Charlton began to drag Magda back into the kitchen-sitting-room but Gregory edged forward again towards the back door. As he did so a tommy-gun opened, sending a stream of lead over his head. Other Nazis had now come round to the back of the cottage and escape that way was impossible.
Turning, he found von Lutz crouching beside him on the floor. The Baron raised his automatic again, fired twice at the flash of the sub-machine-gun, then with his free hand swung-to the door. Springing up, Gregory secured it by thrusting the thick wooden bar home into its socket.
Back in the kitchen they found Frau Foldar trying to staunch Magda’s wound while Freddie stood helplessly beside her; but the old woman’s efforts were of no avail. The bullet had cut Magda’s jugular vein; blood poured from it like a river, drenching her clothes and forming great pools upon the floor.
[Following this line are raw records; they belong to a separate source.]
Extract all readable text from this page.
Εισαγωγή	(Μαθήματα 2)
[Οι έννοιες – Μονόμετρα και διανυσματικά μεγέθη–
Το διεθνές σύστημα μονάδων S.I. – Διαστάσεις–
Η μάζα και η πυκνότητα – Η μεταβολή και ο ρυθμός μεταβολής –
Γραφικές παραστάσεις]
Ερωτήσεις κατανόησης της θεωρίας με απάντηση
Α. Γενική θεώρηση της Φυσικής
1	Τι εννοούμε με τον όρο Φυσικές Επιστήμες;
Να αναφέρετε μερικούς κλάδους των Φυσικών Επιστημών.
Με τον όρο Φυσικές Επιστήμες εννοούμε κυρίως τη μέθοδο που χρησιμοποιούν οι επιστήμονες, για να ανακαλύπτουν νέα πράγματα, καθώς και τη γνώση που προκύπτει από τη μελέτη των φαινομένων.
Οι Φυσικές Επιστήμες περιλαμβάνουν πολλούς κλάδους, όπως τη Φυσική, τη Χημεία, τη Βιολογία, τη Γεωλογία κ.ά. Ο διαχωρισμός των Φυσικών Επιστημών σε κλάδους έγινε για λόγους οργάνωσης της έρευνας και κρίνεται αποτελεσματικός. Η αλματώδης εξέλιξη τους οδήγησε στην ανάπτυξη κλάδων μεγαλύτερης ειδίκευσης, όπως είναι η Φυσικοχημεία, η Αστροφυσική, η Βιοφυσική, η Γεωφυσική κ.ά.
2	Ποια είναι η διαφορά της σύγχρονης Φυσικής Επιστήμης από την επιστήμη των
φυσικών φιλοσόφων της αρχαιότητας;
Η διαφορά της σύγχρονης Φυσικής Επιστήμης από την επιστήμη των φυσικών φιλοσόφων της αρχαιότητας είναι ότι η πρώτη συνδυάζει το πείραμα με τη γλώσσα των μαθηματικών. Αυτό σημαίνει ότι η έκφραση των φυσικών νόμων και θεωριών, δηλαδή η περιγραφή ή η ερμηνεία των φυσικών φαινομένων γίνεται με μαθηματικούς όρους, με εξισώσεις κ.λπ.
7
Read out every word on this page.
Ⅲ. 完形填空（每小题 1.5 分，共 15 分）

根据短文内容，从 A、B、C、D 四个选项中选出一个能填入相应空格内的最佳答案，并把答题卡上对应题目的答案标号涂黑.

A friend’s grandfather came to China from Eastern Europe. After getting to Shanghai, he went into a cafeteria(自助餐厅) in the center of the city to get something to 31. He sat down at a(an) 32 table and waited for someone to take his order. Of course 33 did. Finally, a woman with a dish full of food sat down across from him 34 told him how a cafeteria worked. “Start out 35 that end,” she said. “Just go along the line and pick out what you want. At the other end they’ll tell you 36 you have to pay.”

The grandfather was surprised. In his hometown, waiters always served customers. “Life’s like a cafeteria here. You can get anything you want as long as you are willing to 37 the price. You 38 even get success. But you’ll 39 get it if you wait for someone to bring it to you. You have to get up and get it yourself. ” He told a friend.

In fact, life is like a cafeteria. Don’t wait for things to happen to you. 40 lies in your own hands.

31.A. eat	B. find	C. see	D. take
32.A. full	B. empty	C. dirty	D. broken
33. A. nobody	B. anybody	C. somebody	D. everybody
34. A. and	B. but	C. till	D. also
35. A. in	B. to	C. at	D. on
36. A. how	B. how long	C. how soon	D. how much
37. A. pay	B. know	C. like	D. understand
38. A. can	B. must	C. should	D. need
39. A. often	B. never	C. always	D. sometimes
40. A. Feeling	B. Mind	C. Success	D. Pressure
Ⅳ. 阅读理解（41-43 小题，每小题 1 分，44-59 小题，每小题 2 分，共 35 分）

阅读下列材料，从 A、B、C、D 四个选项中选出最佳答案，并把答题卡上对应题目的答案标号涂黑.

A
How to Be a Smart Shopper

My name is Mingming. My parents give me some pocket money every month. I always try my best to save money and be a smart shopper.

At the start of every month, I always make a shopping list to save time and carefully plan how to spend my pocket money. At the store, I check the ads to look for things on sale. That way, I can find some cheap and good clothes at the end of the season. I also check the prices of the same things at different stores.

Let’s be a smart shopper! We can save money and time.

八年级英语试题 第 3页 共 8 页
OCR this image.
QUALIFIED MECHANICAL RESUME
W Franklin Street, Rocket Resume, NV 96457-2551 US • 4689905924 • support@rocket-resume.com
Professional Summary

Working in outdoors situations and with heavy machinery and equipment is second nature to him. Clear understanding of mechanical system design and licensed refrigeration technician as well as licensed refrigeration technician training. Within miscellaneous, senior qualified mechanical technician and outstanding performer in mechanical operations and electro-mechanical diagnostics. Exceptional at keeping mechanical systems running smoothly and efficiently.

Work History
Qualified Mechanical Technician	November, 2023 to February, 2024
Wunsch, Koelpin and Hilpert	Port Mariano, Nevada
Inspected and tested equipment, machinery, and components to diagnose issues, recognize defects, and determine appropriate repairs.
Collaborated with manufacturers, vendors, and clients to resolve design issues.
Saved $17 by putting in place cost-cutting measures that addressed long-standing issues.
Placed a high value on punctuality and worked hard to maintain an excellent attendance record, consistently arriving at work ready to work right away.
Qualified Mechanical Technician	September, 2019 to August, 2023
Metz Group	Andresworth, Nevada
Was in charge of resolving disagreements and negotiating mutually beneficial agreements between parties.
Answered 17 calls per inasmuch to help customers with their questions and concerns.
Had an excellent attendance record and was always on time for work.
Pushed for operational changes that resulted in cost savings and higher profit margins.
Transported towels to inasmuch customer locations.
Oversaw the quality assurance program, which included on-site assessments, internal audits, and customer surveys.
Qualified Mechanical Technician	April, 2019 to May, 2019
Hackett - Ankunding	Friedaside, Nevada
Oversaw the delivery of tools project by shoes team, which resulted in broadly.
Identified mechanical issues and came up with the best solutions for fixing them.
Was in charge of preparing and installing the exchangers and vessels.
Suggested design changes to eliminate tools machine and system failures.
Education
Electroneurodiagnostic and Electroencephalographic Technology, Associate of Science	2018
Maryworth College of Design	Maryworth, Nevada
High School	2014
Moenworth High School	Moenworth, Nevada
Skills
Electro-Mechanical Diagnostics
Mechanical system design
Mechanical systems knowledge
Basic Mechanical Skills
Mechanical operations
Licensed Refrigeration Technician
She was already dead, having succumbed within thirty seconds of the bullet’s hitting her.
Covering her face, the others began a rapid consultation.
“We’re trapped!” said Gregory. “No hope of getting alive out of this place either way.”
“We will some of these swine to hell send before they get us, though,” muttered the Baron grimly.
“If we’ve got to die anyway, wouldn’t it be best to surrender?” asked Charlton.
“What?” exclaimed von Lutz in astonishment; then he added more quietly: “Of course, you can your hand throw in if you wish—but I’ll first see them in Hell.”
“I wasn’t thinking of myself,” said Freddie, “but of Frau Foldar. If we let them shoot this place to bits she’ll probably be killed too, whereas by giving ourselves up we might at least save her life.”